I think this is why I find the question "What's your favourite book?" so difficult to answer. It's not that I can't choose. It's that the answer depends on when you're asking. The book I need at twenty-two — the one that cracks me open and shows me how much I don't know — is not the book I need at thirty-one, which is usually something quieter, something that says: I know. Sit down. It's okay.

My favourites are the books that can do both. The ones that are thrilling at twenty and devastating at thirty. The ones whose sentences keep working long after you've closed the cover, not because they're clever but because they're true in a way that takes time to recognise.

Rereading is how I measure who I'm becoming. Not by the books I add to my shelves, but by the ones I return to. Each reread is a conversation with a past version of myself — the one who underlined that sentence, who folded that page, who wrote yes in the margin at midnight. I don't always agree with her. But I'm always grateful she left me a trail.

· · ·

There's a Mary Oliver line I think about often: "Someone I loved once gave me a box full of darkness. It took me years to understand that this too, was a gift." I don't know if she was talking about books. But every time I reread something that moved me — something that left a mark I didn't understand at the time — I think she might as well have been.

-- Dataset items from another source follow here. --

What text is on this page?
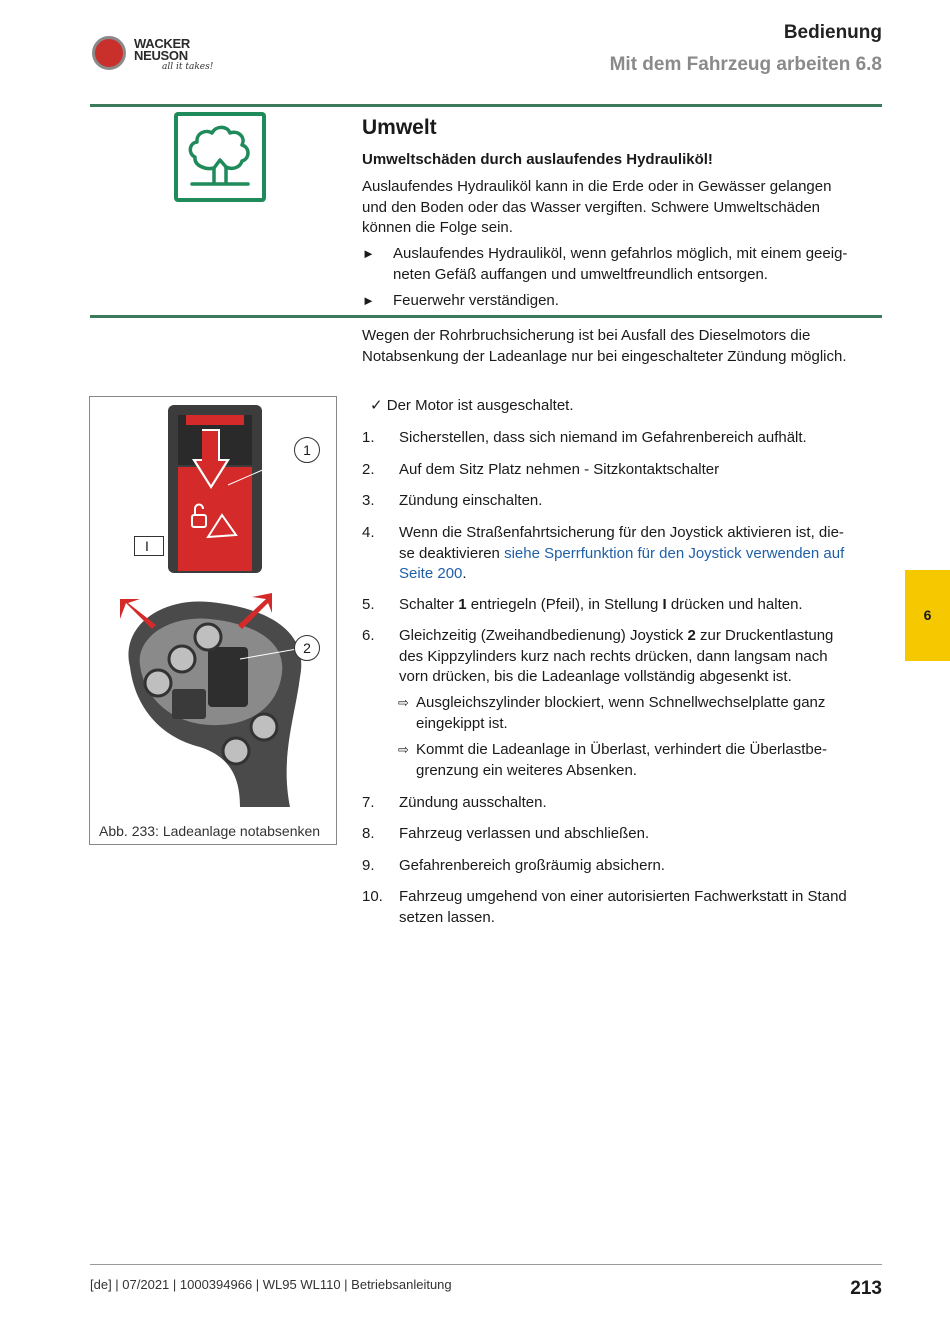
WACKER
NEUSON
all it takes!
Bedienung
Mit dem Fahrzeug arbeiten 6.8
Umwelt
Umweltschäden durch auslaufendes Hydrauliköl!
Auslaufendes Hydrauliköl kann in die Erde oder in Gewässer gelangen
und den Boden oder das Wasser vergiften. Schwere Umweltschäden
können die Folge sein.
► Auslaufendes Hydrauliköl, wenn gefahrlos möglich, mit einem geeig-
neten Gefäß auffangen und umweltfreundlich entsorgen.
► Feuerwehr verständigen.
Wegen der Rohrbruchsicherung ist bei Ausfall des Dieselmotors die
Notabsenkung der Ladeanlage nur bei eingeschalteter Zündung möglich.
1
2
I
Abb. 233: Ladeanlage notabsenken
✓ Der Motor ist ausgeschaltet.
1. Sicherstellen, dass sich niemand im Gefahrenbereich aufhält.
2. Auf dem Sitz Platz nehmen - Sitzkontaktschalter
3. Zündung einschalten.
4. Wenn die Straßenfahrtsicherung für den Joystick aktivieren ist, die-
se deaktivieren siehe Sperrfunktion für den Joystick verwenden auf
Seite 200.
5. Schalter 1 entriegeln (Pfeil), in Stellung I drücken und halten.
6. Gleichzeitig (Zweihandbedienung) Joystick 2 zur Druckentlastung
des Kippzylinders kurz nach rechts drücken, dann langsam nach
vorn drücken, bis die Ladeanlage vollständig abgesenkt ist.
⇨ Ausgleichszylinder blockiert, wenn Schnellwechselplatte ganz
eingekippt ist.
⇨ Kommt die Ladeanlage in Überlast, verhindert die Überlastbe-
grenzung ein weiteres Absenken.
7. Zündung ausschalten.
8. Fahrzeug verlassen und abschließen.
9. Gefahrenbereich großräumig absichern.
10. Fahrzeug umgehend von einer autorisierten Fachwerkstatt in Stand
setzen lassen.
6
[de] | 07/2021 | 1000394966 | WL95 WL110 | Betriebsanleitung	213
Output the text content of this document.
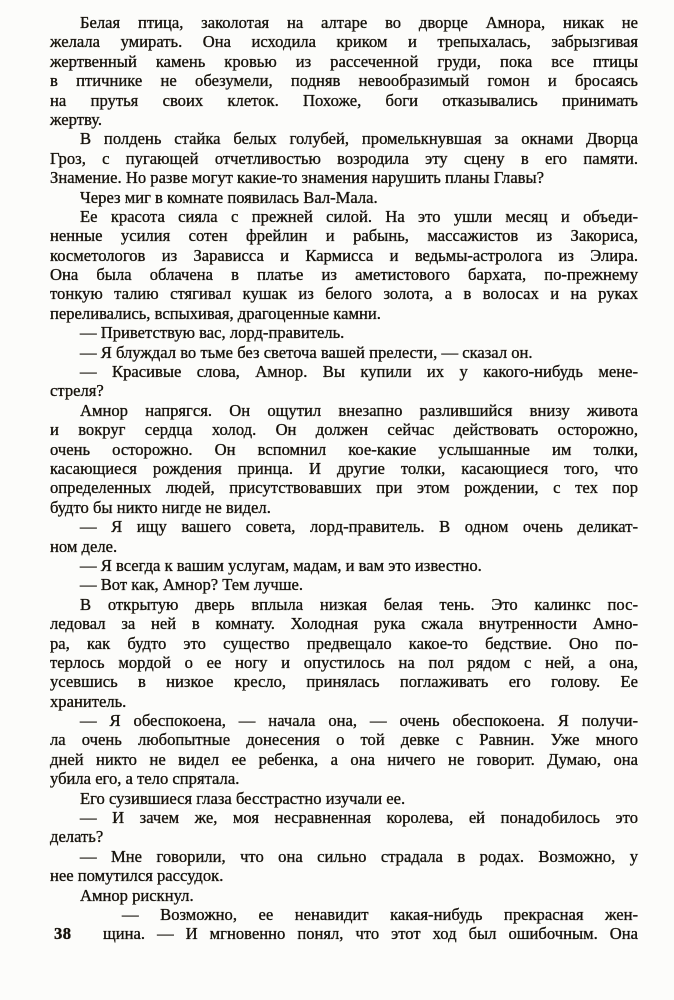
Белая птица, заколотая на алтаре во дворце Амнора, никак не
желала умирать. Она исходила криком и трепыхалась, забрызгивая
жертвенный камень кровью из рассеченной груди, пока все птицы
в птичнике не обезумели, подняв невообразимый гомон и бросаясь
на прутья своих клеток. Похоже, боги отказывались принимать
жертву.
В полдень стайка белых голубей, промелькнувшая за окнами Дворца
Гроз, с пугающей отчетливостью возродила эту сцену в его памяти.
Знамение. Но разве могут какие-то знамения нарушить планы Главы?
Через миг в комнате появилась Вал-Мала.
Ее красота сияла с прежней силой. На это ушли месяц и объеди-
ненные усилия сотен фрейлин и рабынь, массажистов из Закориса,
косметологов из Зарависса и Кармисса и ведьмы-астролога из Элира.
Она была облачена в платье из аметистового бархата, по-прежнему
тонкую талию стягивал кушак из белого золота, а в волосах и на руках
переливались, вспыхивая, драгоценные камни.
— Приветствую вас, лорд-правитель.
— Я блуждал во тьме без светоча вашей прелести, — сказал он.
— Красивые слова, Амнор. Вы купили их у какого-нибудь мене-
стреля?
Амнор напрягся. Он ощутил внезапно разлившийся внизу живота
и вокруг сердца холод. Он должен сейчас действовать осторожно,
очень осторожно. Он вспомнил кое-какие услышанные им толки,
касающиеся рождения принца. И другие толки, касающиеся того, что
определенных людей, присутствовавших при этом рождении, с тех пор
будто бы никто нигде не видел.
— Я ищу вашего совета, лорд-правитель. В одном очень деликат-
ном деле.
— Я всегда к вашим услугам, мадам, и вам это известно.
— Вот как, Амнор? Тем лучше.
В открытую дверь вплыла низкая белая тень. Это калинкс пос-
ледовал за ней в комнату. Холодная рука сжала внутренности Амно-
ра, как будто это существо предвещало какое-то бедствие. Оно по-
терлось мордой о ее ногу и опустилось на пол рядом с ней, а она,
усевшись в низкое кресло, принялась поглаживать его голову. Ее
хранитель.
— Я обеспокоена, — начала она, — очень обеспокоена. Я получи-
ла очень любопытные донесения о той девке с Равнин. Уже много
дней никто не видел ее ребенка, а она ничего не говорит. Думаю, она
убила его, а тело спрятала.
Его сузившиеся глаза бесстрастно изучали ее.
— И зачем же, моя несравненная королева, ей понадобилось это
делать?
— Мне говорили, что она сильно страдала в родах. Возможно, у
нее помутился рассудок.
Амнор рискнул.
— Возможно, ее ненавидит какая-нибудь прекрасная жен-
38 щина. — И мгновенно понял, что этот ход был ошибочным. Она
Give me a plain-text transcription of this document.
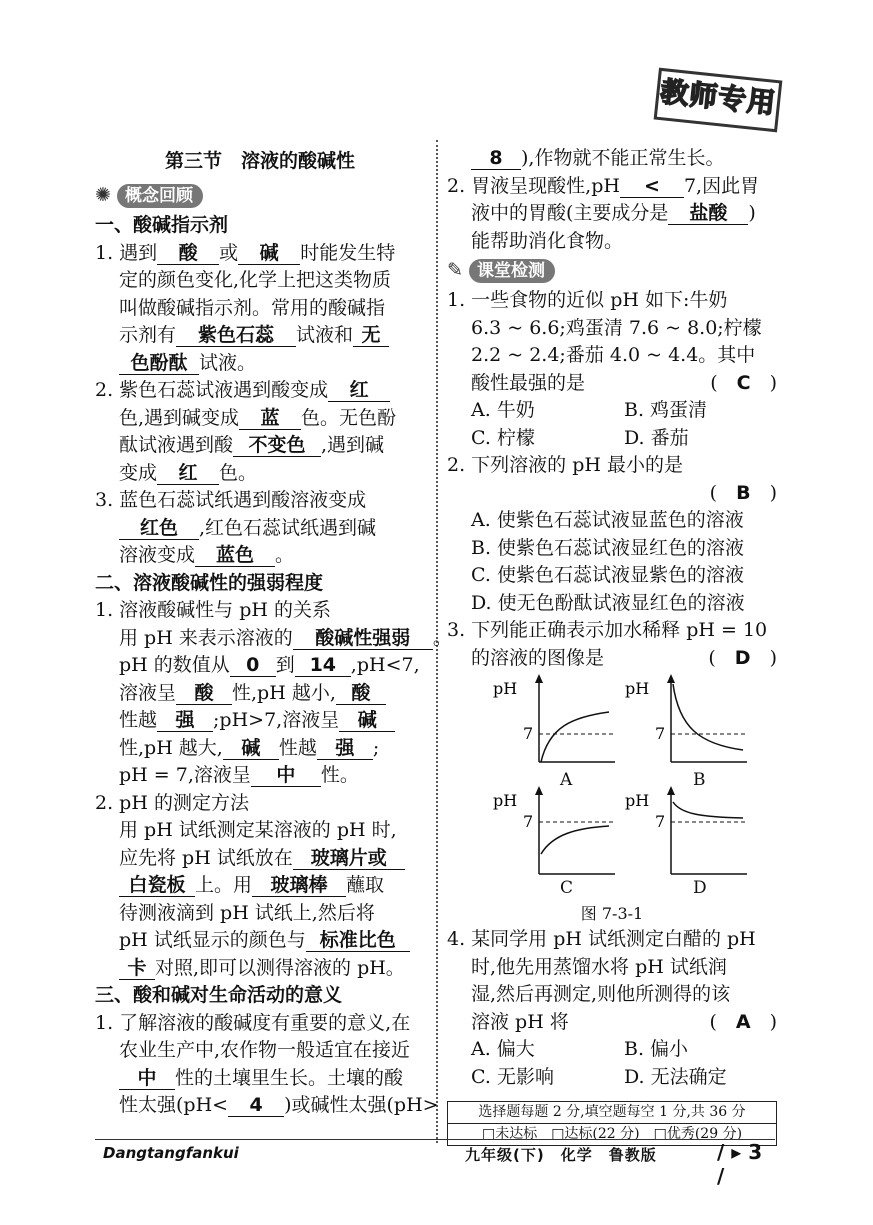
教师专用
第三节　溶液的酸碱性
✺ 概念回顾
一、酸碱指示剂
1. 遇到 酸 或 碱 时能发生特
定的颜色变化,化学上把这类物质
叫做酸碱指示剂。常用的酸碱指
示剂有 紫色石蕊 试液和 无
色酚酞 试液。
2. 紫色石蕊试液遇到酸变成 红
色,遇到碱变成 蓝 色。无色酚
酞试液遇到酸 不变色 ,遇到碱
变成 红 色。
3. 蓝色石蕊试纸遇到酸溶液变成
红色 ,红色石蕊试纸遇到碱
溶液变成 蓝色 。
二、溶液酸碱性的强弱程度
1. 溶液酸碱性与 pH 的关系
用 pH 来表示溶液的 酸碱性强弱 。
pH 的数值从 0 到 14 ,pH<7,
溶液呈 酸 性,pH 越小, 酸
性越 强 ;pH>7,溶液呈 碱
性,pH 越大, 碱 性越 强 ;
pH = 7,溶液呈 中 性。
2. pH 的测定方法
用 pH 试纸测定某溶液的 pH 时,
应先将 pH 试纸放在 玻璃片或
白瓷板 上。用 玻璃棒 蘸取
待测液滴到 pH 试纸上,然后将
pH 试纸显示的颜色与 标准比色
卡 对照,即可以测得溶液的 pH。
三、酸和碱对生命活动的意义
1. 了解溶液的酸碱度有重要的意义,在
农业生产中,农作物一般适宜在接近
中 性的土壤里生长。土壤的酸
性太强(pH< 4 )或碱性太强(pH>
8 ),作物就不能正常生长。
2. 胃液呈现酸性,pH < 7,因此胃
液中的胃酸(主要成分是 盐酸 )
能帮助消化食物。
✎ 课堂检测
1. 一些食物的近似 pH 如下:牛奶
6.3 ~ 6.6;鸡蛋清 7.6 ~ 8.0;柠檬
2.2 ~ 2.4;番茄 4.0 ~ 4.4。其中
酸性最强的是	(　C　)
A. 牛奶	B. 鸡蛋清
C. 柠檬	D. 番茄
2. 下列溶液的 pH 最小的是
(　B　)
A. 使紫色石蕊试液显蓝色的溶液
B. 使紫色石蕊试液显红色的溶液
C. 使紫色石蕊试液显紫色的溶液
D. 使无色酚酞试液显红色的溶液
3. 下列能正确表示加水稀释 pH = 10
的溶液的图像是	(　D　)
pH
7
A
pH
7
B
pH
7
C
pH
7
D
图 7-3-1
4. 某同学用 pH 试纸测定白醋的 pH
时,他先用蒸馏水将 pH 试纸润
湿,然后再测定,则他所测得的该
溶液 pH 将	(　A　)
A. 偏大	B. 偏小
C. 无影响	D. 无法确定
选择题每题 2 分,填空题每空 1 分,共 36 分
□未达标　□达标(22 分)　□优秀(29 分)
Dangtangfankui	九年级(下)　化学　鲁教版	/ ▸ 3 /
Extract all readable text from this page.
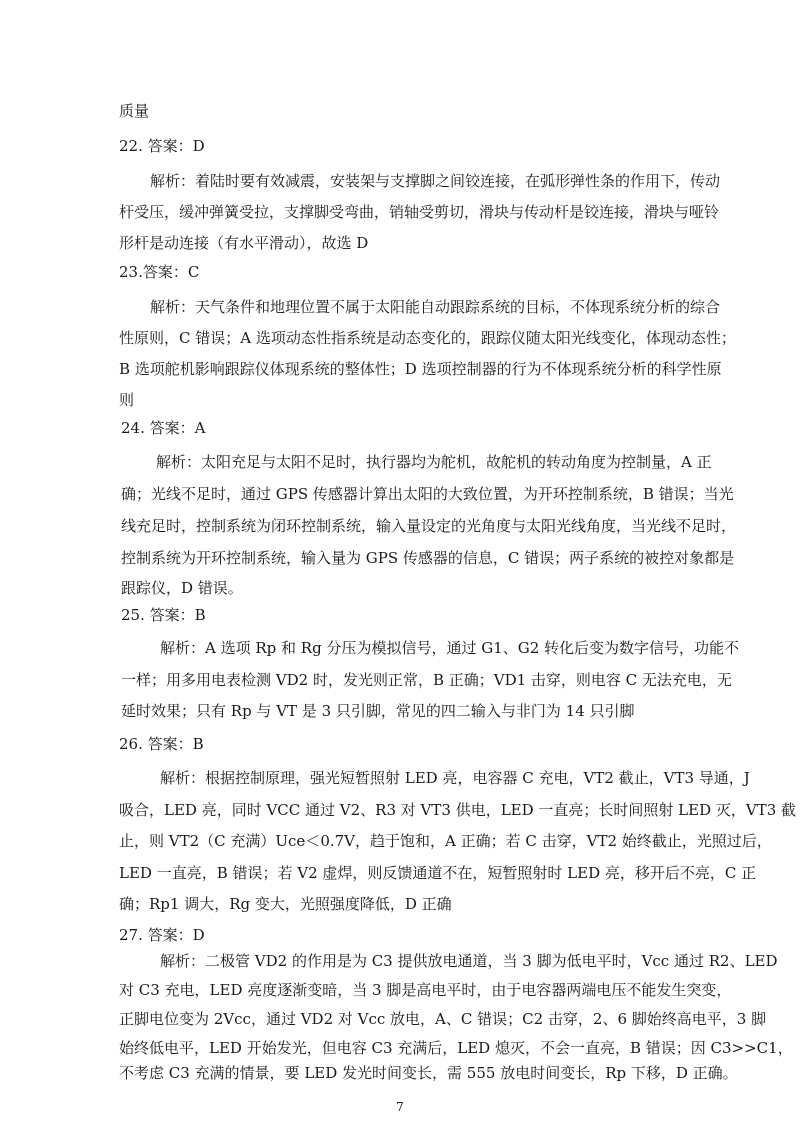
质量
22. 答案：D
解析：着陆时要有效减震，安装架与支撑脚之间铰连接，在弧形弹性条的作用下，传动
杆受压，缓冲弹簧受拉，支撑脚受弯曲，销轴受剪切，滑块与传动杆是铰连接，滑块与哑铃
形杆是动连接（有水平滑动），故选 D
23.答案：C
解析：天气条件和地理位置不属于太阳能自动跟踪系统的目标，不体现系统分析的综合
性原则，C 错误；A 选项动态性指系统是动态变化的，跟踪仪随太阳光线变化，体现动态性；
B 选项舵机影响跟踪仪体现系统的整体性；D 选项控制器的行为不体现系统分析的科学性原
则
24. 答案：A
解析：太阳充足与太阳不足时，执行器均为舵机，故舵机的转动角度为控制量，A 正
确；光线不足时，通过 GPS 传感器计算出太阳的大致位置，为开环控制系统，B 错误；当光
线充足时，控制系统为闭环控制系统，输入量设定的光角度与太阳光线角度，当光线不足时，
控制系统为开环控制系统，输入量为 GPS 传感器的信息，C 错误；两子系统的被控对象都是
跟踪仪，D 错误。
25. 答案：B
解析：A 选项 Rp 和 Rg 分压为模拟信号，通过 G1、G2 转化后变为数字信号，功能不
一样；用多用电表检测 VD2 时，发光则正常，B 正确；VD1 击穿，则电容 C 无法充电，无
延时效果；只有 Rp 与 VT 是 3 只引脚，常见的四二输入与非门为 14 只引脚
26. 答案：B
解析：根据控制原理，强光短暂照射 LED 亮，电容器 C 充电，VT2 截止，VT3 导通，J
吸合，LED 亮，同时 VCC 通过 V2、R3 对 VT3 供电，LED 一直亮；长时间照射 LED 灭，VT3 截
止，则 VT2（C 充满）Uce＜0.7V，趋于饱和，A 正确；若 C 击穿，VT2 始终截止，光照过后，
LED 一直亮，B 错误；若 V2 虚焊，则反馈通道不在，短暂照射时 LED 亮，移开后不亮，C 正
确；Rp1 调大，Rg 变大，光照强度降低，D 正确
27. 答案：D
解析：二极管 VD2 的作用是为 C3 提供放电通道，当 3 脚为低电平时，Vcc 通过 R2、LED
对 C3 充电，LED 亮度逐渐变暗，当 3 脚是高电平时，由于电容器两端电压不能发生突变，
正脚电位变为 2Vcc，通过 VD2 对 Vcc 放电，A、C 错误；C2 击穿，2、6 脚始终高电平，3 脚
始终低电平，LED 开始发光，但电容 C3 充满后，LED 熄灭，不会一直亮，B 错误；因 C3>>C1，
7
不考虑 C3 充满的情景，要 LED 发光时间变长，需 555 放电时间变长，Rp 下移，D 正确。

The books we return to are the boxes of darkness we keep opening. Each time, we understand a little more. Each time, the gift becomes clearer. And each time, the distance between who we were and who we are reveals itself not as loss, but as the slow, imperfect, beautiful work of becoming.

I'll keep the green notebook. I'll keep going back. I have a feeling the list will tell me more about my life than any diary ever could.